On December 22nd - the weekend before Christmas - the team undertook the retrieval of a very solid trailer chassis and assorted rubbish, including two ancient shopping trolleys. Rubbish they may be, but if they could tell the story of their journey to the stream it would certainly be an interesting tale!
Removal of these ancient relics was neither swift nor simple and involved angle grinders, chains and strenuous physical effort by the volunteer removal squad of Andrew, Dianne, Jack, Kathy, Paul, Raj and Viva. As the constricting objects were removed the stream could almost be heard to sigh with relief, uttering a quiet gurgle of appreciation as it rippled more easily through the reserve.
Inspired by the success of the pre-Christmas event, enthusiasm for the project grew with twenty people turning up to continue the clean-up on February 16th. This time the focus was on weed releasing (the more difficult ones were placed on parole, in bags, for later sentencing) and more rubbish removal. With some very diligent effort a vast variety of rubbish was located and removed. One can only be amazed at the creativity displayed by some people in disposing of their unwanted items, disregarding the normally accepted methods of rubbish disposal.
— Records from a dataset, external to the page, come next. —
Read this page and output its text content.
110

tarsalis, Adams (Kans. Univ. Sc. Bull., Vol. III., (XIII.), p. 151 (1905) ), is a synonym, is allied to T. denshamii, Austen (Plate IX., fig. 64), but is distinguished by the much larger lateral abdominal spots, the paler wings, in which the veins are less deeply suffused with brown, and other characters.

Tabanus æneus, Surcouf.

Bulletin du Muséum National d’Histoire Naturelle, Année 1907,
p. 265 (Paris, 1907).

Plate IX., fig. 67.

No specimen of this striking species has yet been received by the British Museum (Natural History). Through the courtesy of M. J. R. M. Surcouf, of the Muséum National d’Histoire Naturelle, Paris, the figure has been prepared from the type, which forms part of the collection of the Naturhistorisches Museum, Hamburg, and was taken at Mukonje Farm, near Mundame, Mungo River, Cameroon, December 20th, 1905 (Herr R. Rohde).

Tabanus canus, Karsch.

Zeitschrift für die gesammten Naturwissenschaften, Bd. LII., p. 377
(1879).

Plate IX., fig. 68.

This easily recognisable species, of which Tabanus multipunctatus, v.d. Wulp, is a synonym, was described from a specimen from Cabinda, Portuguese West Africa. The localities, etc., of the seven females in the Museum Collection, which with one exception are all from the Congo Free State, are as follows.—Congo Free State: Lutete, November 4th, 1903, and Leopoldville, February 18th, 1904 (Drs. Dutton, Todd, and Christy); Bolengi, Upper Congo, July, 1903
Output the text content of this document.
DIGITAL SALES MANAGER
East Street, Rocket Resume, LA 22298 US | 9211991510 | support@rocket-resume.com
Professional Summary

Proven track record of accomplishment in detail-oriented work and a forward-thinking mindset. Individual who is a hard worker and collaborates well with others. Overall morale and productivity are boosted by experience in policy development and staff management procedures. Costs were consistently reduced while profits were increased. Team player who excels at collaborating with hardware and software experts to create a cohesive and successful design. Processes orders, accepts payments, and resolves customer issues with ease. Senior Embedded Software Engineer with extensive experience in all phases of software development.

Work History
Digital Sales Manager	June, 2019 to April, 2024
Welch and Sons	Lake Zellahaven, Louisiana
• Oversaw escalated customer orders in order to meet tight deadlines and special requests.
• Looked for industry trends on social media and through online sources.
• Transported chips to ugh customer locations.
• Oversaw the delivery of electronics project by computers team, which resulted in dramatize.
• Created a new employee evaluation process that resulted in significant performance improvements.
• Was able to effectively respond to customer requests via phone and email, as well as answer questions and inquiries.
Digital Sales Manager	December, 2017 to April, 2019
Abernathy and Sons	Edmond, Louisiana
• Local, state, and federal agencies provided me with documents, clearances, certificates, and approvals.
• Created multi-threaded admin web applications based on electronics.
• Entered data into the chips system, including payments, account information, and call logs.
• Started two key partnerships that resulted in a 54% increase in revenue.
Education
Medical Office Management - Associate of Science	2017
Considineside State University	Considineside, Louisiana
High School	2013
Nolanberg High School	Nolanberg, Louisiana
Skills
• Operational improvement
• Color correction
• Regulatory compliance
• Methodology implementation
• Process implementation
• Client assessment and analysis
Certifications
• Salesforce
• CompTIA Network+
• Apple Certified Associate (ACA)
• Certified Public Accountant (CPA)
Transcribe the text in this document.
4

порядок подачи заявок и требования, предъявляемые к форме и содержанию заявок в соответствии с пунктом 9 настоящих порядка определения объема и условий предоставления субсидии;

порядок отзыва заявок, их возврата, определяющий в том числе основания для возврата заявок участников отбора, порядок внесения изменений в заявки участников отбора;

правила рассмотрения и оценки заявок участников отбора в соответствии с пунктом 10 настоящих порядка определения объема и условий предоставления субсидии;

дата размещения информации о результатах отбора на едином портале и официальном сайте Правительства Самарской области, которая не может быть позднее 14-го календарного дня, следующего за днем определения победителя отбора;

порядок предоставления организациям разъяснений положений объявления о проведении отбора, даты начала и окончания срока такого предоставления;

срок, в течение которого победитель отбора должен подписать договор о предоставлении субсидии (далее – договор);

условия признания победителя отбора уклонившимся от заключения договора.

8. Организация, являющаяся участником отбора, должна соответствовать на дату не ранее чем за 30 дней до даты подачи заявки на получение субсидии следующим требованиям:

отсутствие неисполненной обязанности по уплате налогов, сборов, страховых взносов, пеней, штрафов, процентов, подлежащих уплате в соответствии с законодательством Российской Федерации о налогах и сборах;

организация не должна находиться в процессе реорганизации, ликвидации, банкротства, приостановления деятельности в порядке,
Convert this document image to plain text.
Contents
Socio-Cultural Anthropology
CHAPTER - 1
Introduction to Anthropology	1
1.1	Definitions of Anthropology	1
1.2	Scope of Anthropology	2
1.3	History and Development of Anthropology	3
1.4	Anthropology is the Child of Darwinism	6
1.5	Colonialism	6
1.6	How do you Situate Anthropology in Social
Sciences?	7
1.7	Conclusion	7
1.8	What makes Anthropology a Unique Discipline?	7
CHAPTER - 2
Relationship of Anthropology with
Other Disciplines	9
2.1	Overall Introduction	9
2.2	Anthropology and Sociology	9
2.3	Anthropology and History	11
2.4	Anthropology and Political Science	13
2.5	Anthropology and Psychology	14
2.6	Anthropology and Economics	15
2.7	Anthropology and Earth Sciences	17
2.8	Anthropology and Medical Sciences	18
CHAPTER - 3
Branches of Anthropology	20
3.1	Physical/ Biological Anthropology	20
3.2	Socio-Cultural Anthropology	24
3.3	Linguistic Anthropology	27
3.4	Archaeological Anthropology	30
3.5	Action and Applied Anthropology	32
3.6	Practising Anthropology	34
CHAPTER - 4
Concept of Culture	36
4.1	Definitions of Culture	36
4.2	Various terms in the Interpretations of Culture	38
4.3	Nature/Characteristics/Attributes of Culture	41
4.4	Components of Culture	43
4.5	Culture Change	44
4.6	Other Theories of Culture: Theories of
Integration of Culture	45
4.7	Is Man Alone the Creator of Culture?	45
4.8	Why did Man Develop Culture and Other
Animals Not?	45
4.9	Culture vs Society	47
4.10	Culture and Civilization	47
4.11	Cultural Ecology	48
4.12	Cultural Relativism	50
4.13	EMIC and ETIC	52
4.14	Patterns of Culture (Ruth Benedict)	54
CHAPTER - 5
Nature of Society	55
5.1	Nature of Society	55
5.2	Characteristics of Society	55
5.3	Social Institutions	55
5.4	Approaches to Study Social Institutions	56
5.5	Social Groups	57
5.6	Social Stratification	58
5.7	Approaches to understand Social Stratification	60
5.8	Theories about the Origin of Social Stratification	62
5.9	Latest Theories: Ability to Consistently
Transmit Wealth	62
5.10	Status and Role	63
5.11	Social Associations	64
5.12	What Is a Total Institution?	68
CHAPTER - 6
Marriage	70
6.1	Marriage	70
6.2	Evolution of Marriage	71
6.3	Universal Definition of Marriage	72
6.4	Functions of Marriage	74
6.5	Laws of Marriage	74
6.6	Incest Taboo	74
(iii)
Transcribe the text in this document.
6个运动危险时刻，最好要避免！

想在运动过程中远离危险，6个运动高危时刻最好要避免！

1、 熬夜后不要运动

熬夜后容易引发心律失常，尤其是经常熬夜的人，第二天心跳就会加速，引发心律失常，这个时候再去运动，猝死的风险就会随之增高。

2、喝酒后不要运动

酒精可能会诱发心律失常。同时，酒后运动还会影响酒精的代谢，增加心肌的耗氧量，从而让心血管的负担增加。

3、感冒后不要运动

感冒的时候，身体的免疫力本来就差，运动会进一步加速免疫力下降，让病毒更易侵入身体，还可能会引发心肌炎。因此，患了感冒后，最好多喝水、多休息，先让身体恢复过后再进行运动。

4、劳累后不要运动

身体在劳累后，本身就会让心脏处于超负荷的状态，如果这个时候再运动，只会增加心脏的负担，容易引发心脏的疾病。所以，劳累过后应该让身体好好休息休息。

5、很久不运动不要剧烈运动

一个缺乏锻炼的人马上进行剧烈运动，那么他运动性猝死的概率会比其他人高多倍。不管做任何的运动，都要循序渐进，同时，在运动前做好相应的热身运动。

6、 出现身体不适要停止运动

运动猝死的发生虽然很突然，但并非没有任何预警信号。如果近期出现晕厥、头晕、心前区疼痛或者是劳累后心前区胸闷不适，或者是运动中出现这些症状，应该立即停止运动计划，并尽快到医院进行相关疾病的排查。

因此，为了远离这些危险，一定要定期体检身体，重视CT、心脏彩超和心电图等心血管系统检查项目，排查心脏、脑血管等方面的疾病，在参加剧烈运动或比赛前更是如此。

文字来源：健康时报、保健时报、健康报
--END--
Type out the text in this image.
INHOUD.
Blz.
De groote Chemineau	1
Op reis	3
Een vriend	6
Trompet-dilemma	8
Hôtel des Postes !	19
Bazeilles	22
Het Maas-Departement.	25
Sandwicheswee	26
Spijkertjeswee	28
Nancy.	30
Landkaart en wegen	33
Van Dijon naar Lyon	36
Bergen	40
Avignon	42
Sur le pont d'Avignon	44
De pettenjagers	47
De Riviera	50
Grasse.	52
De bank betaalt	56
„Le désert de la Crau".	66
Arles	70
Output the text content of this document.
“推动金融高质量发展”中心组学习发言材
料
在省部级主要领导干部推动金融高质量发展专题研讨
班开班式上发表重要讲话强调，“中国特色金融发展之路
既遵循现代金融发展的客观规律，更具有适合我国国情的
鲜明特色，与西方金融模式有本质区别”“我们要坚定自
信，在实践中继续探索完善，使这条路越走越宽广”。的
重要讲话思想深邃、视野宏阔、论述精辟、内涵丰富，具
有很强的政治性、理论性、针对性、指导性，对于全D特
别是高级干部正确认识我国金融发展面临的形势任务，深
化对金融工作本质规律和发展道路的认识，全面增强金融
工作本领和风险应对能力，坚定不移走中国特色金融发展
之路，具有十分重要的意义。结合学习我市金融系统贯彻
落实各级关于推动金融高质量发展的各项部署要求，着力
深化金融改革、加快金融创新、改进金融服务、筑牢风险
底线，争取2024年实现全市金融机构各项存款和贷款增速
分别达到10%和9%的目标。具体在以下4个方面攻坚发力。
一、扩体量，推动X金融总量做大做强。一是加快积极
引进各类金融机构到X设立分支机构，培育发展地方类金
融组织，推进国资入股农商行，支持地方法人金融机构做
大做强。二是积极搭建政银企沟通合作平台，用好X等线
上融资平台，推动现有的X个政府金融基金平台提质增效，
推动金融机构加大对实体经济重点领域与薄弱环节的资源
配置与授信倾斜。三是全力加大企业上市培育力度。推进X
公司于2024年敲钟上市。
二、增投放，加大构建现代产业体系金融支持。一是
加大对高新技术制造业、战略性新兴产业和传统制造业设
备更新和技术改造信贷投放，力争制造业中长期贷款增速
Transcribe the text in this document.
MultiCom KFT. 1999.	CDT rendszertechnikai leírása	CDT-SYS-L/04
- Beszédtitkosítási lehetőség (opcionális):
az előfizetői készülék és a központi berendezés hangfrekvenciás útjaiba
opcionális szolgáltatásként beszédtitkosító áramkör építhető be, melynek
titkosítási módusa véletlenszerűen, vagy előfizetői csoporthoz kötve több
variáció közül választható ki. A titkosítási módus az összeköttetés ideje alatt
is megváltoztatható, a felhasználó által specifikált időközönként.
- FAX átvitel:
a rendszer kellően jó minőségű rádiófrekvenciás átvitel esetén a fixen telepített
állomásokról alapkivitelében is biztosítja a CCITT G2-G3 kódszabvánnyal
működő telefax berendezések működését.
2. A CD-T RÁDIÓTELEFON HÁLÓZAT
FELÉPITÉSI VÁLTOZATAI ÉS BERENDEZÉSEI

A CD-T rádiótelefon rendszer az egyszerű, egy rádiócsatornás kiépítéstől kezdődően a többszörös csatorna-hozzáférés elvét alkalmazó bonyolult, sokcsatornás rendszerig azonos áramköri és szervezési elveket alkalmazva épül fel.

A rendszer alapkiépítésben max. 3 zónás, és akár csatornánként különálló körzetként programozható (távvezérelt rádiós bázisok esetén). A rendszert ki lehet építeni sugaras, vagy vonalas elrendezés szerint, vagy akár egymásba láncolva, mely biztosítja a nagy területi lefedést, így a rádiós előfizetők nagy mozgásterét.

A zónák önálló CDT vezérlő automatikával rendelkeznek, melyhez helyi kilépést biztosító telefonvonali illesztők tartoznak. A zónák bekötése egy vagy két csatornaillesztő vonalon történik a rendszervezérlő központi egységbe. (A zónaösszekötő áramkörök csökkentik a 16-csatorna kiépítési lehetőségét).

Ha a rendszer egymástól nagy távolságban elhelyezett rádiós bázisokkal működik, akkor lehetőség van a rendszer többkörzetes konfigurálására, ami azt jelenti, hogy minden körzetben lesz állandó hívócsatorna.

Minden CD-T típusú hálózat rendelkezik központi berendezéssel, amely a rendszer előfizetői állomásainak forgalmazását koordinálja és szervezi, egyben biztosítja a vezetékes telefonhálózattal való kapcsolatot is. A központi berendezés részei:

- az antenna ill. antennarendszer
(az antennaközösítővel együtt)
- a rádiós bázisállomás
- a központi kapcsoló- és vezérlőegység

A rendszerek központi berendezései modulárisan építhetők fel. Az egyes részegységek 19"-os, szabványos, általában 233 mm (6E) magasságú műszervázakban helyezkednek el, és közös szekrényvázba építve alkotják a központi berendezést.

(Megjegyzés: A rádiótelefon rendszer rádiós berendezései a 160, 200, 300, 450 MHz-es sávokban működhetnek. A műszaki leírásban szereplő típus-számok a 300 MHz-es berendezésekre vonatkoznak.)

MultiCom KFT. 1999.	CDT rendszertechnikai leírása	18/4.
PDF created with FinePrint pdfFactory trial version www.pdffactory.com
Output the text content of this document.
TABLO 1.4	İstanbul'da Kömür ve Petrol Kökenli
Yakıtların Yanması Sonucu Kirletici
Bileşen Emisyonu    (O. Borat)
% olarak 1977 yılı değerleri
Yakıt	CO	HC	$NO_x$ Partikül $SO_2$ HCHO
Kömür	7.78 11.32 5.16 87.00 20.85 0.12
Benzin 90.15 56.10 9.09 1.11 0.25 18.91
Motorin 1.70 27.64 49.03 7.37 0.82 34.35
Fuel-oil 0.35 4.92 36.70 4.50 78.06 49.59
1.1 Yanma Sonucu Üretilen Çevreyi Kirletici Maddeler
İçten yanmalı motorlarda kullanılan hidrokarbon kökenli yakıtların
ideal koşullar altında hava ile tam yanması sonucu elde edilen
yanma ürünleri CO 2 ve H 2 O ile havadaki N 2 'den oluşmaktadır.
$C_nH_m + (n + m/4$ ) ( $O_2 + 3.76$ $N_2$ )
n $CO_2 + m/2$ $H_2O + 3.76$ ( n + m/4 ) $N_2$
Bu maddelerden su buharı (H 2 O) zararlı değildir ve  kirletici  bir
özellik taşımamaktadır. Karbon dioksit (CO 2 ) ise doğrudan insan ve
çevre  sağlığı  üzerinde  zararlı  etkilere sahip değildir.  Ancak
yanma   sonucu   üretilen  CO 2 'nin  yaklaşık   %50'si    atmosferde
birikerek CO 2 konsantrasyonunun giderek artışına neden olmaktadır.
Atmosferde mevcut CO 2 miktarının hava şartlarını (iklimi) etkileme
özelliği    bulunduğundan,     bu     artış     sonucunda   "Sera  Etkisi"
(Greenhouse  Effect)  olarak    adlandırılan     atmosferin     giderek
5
With two official and two informal clean-ups now achieved, an excellent spirit is building among the volunteer group of locals, whose numbers include Lynfield College students and Puketapapa local board members. The team have been gratefully fortified by lunches funded by the Board, with special mention to Lynfield’s Chilli Bar and Café for providing lovely club sandwiches and nibbles, and a congenial meeting location.
The Wairaki Stream is an urban waterway flowing for around two kilometres through Lynfield and joining the Manukau Harbour at Lynfield Cove. An abundance of native bush including ancient ferns can be found along its course, providing a habitat for native birds. It is also well known to locals for its eel and Kokupu (a native fish) populations. It is well worth preserving and enhancing.